Aside from the normal market fundamentals such as macroeconomic data, corporate earnings results and interest-rate movements, the ongoing trade dispute with China has pressured stocks, particularly in recent months. However, stocks have risen sharply since late last week on news that the U.S. and China have agreed on an initial phase of a deal. “Will the trade war escalate or will there be a cessation of the fighting?,” asks Skancke.  That’s a more critical question right now, he argues.  

Richard Bernstein, the chief executive officer of New York-based Bernstein Advisors, says that investors should be reminded that what candidates call for in elections often doesn’t come to pass, either because they moderate their stances in a general election or because they are stymied by at least one house of Congress. 

Right now, it appears that the Senate has better than a 50-50 chance of staying in Republican hands following next year’s election, according to several Congress watchers. “One has to remember that politics is about what should be and investment is about what is,” Bernstein adds. 

Nonetheless, the results of the last presidential election make the case that elections do matter for markets. Stocks rallied the day after Trump won an upset victory in 2016 as investors absorbed the reality of a president-elect who was calling for a corporate tax cut and reduced regulation for financial institutions, energy companies, and other businesses large and small. And shares kept on climbing in the following months – in what became known as the “Trump Bump” -- as the president and a GOP-controlled Congress delivered on those campaign promises.

Market pundits suggest that Biden would arguably be the best of the leading Democrats in the race to replace Trump – purely from an investing perspective. Once known as the “Senator from MBNA” because of his close ties to the former Delaware-based credit card company, Biden has no plan to break up large financial institutions, unlike rivals Warren and Vermont Sen. Bernie Sanders. And he strongly opposes the creation of a government-run “Medicare for all” national health plan. “The markets think they understand what a Biden presidency would look like because they know what the Obama presidency looked like,” says Keel Point’s Skancke. 

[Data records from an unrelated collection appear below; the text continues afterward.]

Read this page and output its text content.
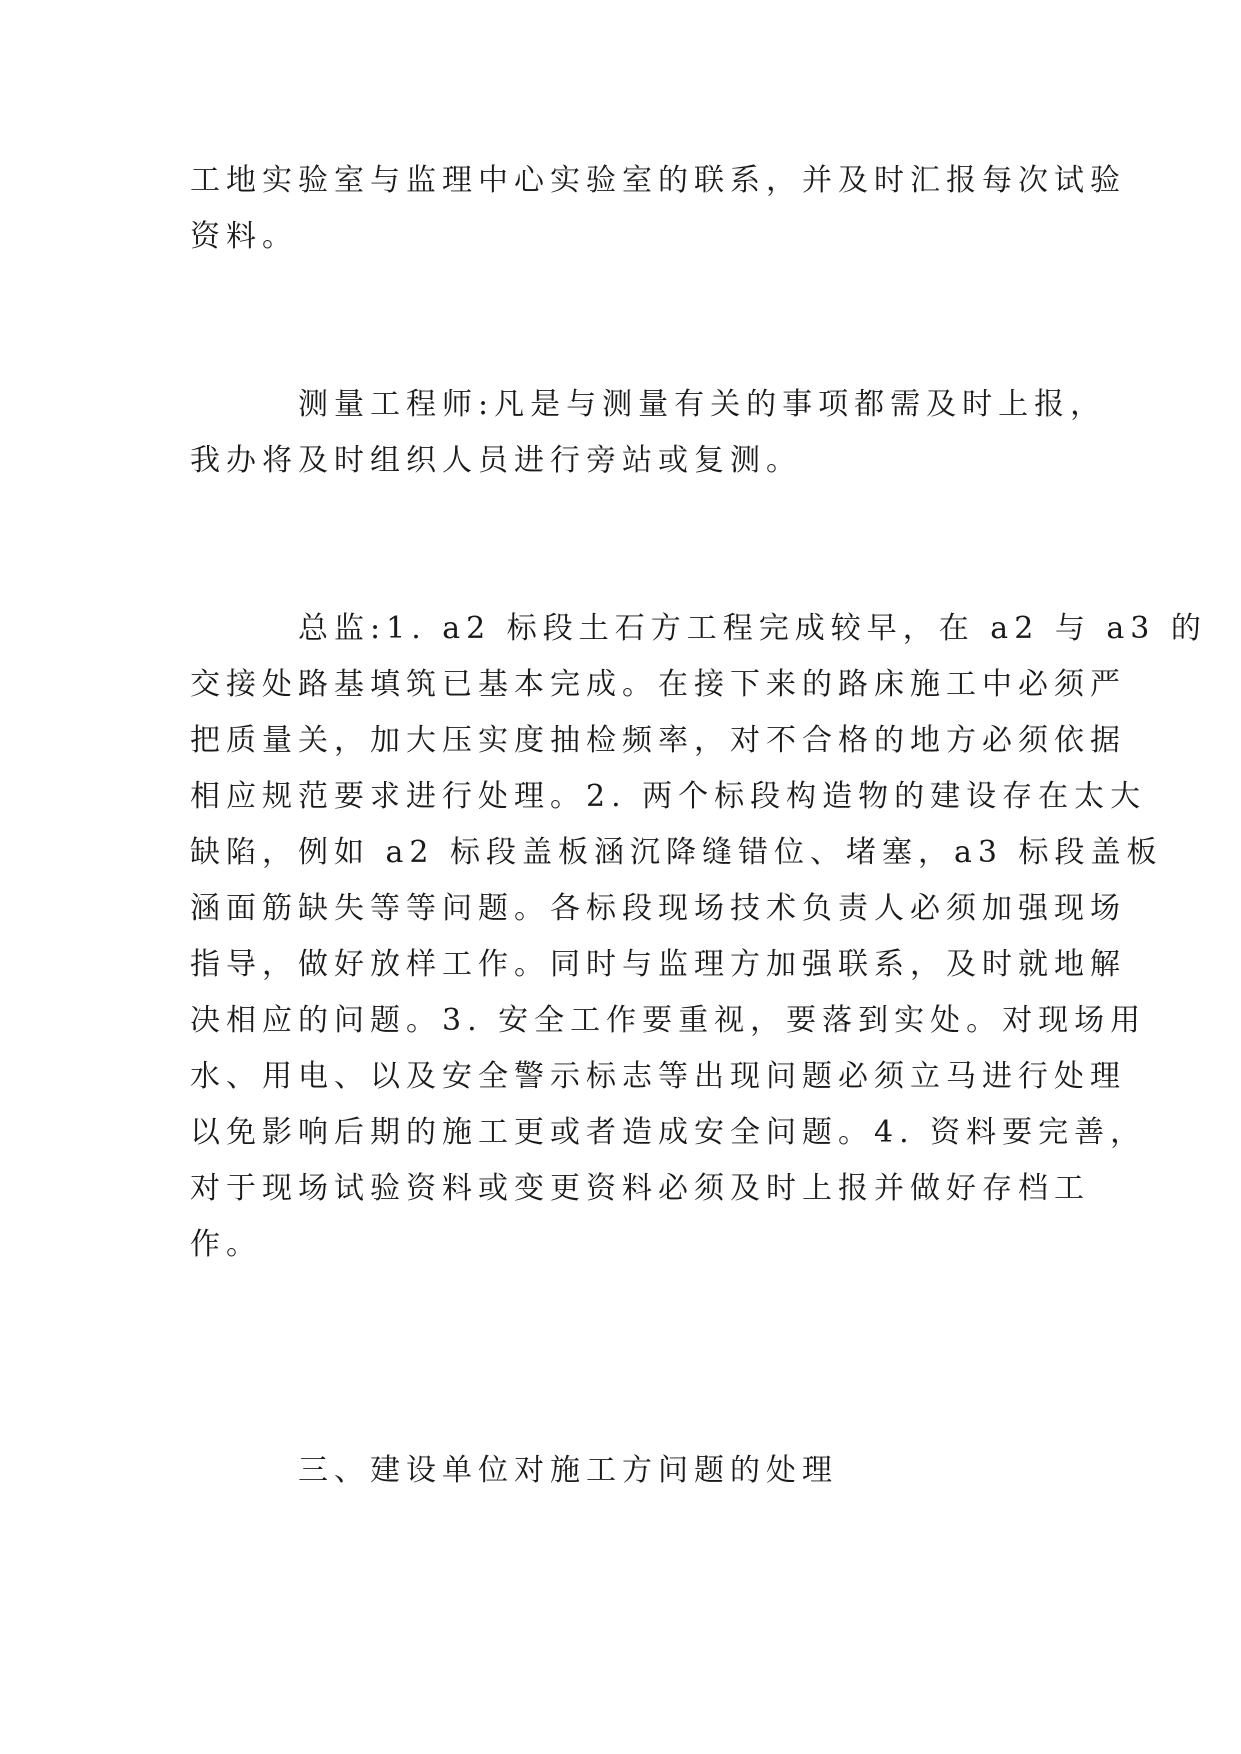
工地实验室与监理中心实验室的联系，并及时汇报每次试验
资料。
测量工程师:凡是与测量有关的事项都需及时上报，
我办将及时组织人员进行旁站或复测。
总监:1. a2 标段土石方工程完成较早，在 a2 与 a3 的
交接处路基填筑已基本完成。在接下来的路床施工中必须严
把质量关，加大压实度抽检频率，对不合格的地方必须依据
相应规范要求进行处理。2. 两个标段构造物的建设存在太大
缺陷，例如 a2 标段盖板涵沉降缝错位、堵塞，a3 标段盖板
涵面筋缺失等等问题。各标段现场技术负责人必须加强现场
指导，做好放样工作。同时与监理方加强联系，及时就地解
决相应的问题。3. 安全工作要重视，要落到实处。对现场用
水、用电、以及安全警示标志等出现问题必须立马进行处理
以免影响后期的施工更或者造成安全问题。4. 资料要完善，
对于现场试验资料或变更资料必须及时上报并做好存档工
作。
三、建设单位对施工方问题的处理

Warren, on the other hand, wants to redefine U.S. capitalism. She has called for separating commercial banking from investment banking, banning fracking to extract fossil fuels, and effectively eliminating the private health-insurance industry to create a national health plan. She’s also called for undoing many of the Trump-era reductions in corporation taxes and business regulations, as well as imposing a 2% tax on household net worth over $50 million. 

While even a Democratic-controlled Congress wouldn’t likely support such a progressive agenda, there are other ways Warren could flex her executive clout to achieve some of her goals in the first days of a presidency. “Trump started rolling back environmental regulations right away and I would expect that she would reimpose many of the same environmental regulations and that would impact any new company that wants to build a new plant in the United States,” Skancke says.

David Kotok, chairman and chief investment officer of Cumberland Advisors, a Sarasota, Fla.-based investment advisory firm with $3.5 billion in retail and institutional assets, says his firm is underweighting the shares of big banks that would be targets of a Warren presidency and overweighting small regional and community banks. However, he hasn’t moved yet on other sectors such as energy and health care.

Van Leeuwen, meanwhile, has been trimming stocks and building cash positions in the event that the markets swoon because of pre-election fears.  “Warren is gaining so if a client needs cash in 2020 or beyond, we want to raise that cash now and not be forced to sell into potentially lower prices.”